Tesseract:Status and opinion-weight
Editors come in all shapes, sizes, and powers, from the bureaucrat, to the administrator, to the standard editor, to the anonymous editor. It's possible that an editor is a director/producer or a member with exceptionally high levels in some skills. Due to human nature, an editor's status, popularity, attitude, or demeanor, may influence the way we think about them. However, at no time may a user's external factors regarding that user's status affect the validity of his or her opinions in disputes.
Status and opinion-weight in the determining of consensus[edit source]
Consensus, the method used to make wiki-wide binding decisions, does not count votes. Instead, the arguments made by both sides are "weighed" by a neutral or otherwise disinterested administrator, considering the validity of arguments and paying little attention to the exact number of people on each side. While imperfect, this system is required to prevent the onset of mob rule. In order for this system to work, a user's status can't make their opinion "count" for more or less than anyone else's, as devaluing a user's opinions because he is not of a "higher status" is simply unfair. To summarize, it's not who made the point that matters; it's the point itself.

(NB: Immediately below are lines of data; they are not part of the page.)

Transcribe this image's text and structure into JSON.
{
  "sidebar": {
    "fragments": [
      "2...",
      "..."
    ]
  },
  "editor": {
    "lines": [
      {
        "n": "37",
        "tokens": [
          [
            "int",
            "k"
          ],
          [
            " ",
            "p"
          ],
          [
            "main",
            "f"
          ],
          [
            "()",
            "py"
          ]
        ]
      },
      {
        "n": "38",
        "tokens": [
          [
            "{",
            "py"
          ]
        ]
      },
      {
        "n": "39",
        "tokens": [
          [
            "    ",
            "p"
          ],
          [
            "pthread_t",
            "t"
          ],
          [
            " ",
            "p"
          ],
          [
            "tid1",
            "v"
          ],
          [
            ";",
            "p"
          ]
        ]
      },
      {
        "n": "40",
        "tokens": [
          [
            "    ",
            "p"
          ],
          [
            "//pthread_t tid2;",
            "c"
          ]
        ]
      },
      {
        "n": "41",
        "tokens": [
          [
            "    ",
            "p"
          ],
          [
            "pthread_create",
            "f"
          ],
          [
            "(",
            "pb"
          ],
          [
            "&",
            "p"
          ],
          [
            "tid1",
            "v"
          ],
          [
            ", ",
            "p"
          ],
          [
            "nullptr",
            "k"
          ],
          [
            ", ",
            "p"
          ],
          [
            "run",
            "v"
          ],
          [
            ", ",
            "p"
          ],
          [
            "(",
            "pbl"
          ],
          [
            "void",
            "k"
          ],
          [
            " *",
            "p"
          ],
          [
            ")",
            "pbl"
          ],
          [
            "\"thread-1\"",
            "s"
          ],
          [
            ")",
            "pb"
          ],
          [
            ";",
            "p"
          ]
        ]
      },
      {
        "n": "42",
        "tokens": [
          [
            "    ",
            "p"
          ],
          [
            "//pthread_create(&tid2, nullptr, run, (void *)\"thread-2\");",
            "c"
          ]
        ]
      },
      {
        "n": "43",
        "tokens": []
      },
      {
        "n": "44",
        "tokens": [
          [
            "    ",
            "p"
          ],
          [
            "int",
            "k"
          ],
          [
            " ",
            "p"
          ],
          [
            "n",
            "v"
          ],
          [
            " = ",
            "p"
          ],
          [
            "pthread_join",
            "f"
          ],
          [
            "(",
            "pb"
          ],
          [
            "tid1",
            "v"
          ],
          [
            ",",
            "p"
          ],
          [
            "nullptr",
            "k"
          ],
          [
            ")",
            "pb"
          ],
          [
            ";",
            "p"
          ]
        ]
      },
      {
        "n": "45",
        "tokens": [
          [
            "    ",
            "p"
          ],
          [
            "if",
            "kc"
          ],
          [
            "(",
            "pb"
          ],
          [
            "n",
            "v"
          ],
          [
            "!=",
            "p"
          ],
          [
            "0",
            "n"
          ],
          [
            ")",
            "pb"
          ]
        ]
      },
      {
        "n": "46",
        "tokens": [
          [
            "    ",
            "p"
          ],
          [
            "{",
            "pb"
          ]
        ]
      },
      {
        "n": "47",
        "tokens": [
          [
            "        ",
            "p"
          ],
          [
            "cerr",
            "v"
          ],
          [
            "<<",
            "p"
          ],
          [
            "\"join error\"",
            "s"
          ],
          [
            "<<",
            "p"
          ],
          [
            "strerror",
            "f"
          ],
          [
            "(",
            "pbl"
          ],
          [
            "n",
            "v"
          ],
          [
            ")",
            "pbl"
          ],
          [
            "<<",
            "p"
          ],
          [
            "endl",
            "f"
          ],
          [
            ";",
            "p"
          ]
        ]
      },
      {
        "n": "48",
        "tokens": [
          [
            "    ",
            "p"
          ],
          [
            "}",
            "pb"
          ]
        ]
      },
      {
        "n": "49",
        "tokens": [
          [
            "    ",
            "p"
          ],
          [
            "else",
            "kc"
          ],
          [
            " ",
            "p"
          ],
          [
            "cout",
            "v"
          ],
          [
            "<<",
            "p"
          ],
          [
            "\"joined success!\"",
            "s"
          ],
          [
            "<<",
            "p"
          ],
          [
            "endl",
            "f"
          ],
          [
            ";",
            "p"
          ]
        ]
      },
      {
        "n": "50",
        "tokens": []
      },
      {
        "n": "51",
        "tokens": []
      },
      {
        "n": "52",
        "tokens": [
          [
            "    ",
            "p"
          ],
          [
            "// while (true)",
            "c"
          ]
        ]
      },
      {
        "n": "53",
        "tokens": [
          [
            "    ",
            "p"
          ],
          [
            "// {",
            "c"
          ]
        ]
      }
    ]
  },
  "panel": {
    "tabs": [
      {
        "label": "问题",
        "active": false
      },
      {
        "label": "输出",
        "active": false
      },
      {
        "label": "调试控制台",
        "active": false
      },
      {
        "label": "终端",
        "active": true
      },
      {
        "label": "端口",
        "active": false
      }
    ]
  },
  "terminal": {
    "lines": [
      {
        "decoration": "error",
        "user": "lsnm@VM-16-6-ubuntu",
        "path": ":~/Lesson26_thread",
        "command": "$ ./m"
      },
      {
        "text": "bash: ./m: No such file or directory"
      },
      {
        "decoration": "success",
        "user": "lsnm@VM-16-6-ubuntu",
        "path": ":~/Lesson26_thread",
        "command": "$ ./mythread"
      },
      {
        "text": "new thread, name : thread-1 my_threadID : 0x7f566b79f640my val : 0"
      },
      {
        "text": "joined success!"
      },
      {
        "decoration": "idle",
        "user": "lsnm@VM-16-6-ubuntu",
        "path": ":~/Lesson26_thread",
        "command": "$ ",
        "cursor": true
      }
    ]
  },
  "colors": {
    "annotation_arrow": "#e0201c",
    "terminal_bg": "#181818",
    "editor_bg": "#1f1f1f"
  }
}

Notes regarding...[edit source]
A wiki is not based on any form of hierarchy. Administrators and bureaucrats, as trusted members of the wiki community who are recognized for reliable edits and fairness in dealing with discussions, are not given authority over other players in overruling decisions; all major decisions, such as requesting adminship, must be made by the community. No statement made by an administrator or other authority can be enforced as if it were a policy purely based on the fact that an administrator said it, and only rules determined by consensus can be enforced. Given a controversial situation, editors are encouraged to discuss and compromise, both being major parts of a wiki.
Misinterpretations of status and opinion-weight[edit source]
This policy should under no circumstances be interpreted to mean "All users are equal in every conceivable way." Conversely, do not assume that "All users are inequal." All this policy means is that "An editor's status or popularity will not affect the validity of their opinions or anything they may say." Using this policy to state anything else is a perversion of the policy, which is gaming the system. Given, users should never be unfairly oppressed because of their status, but that concept falls under the user treatment policy.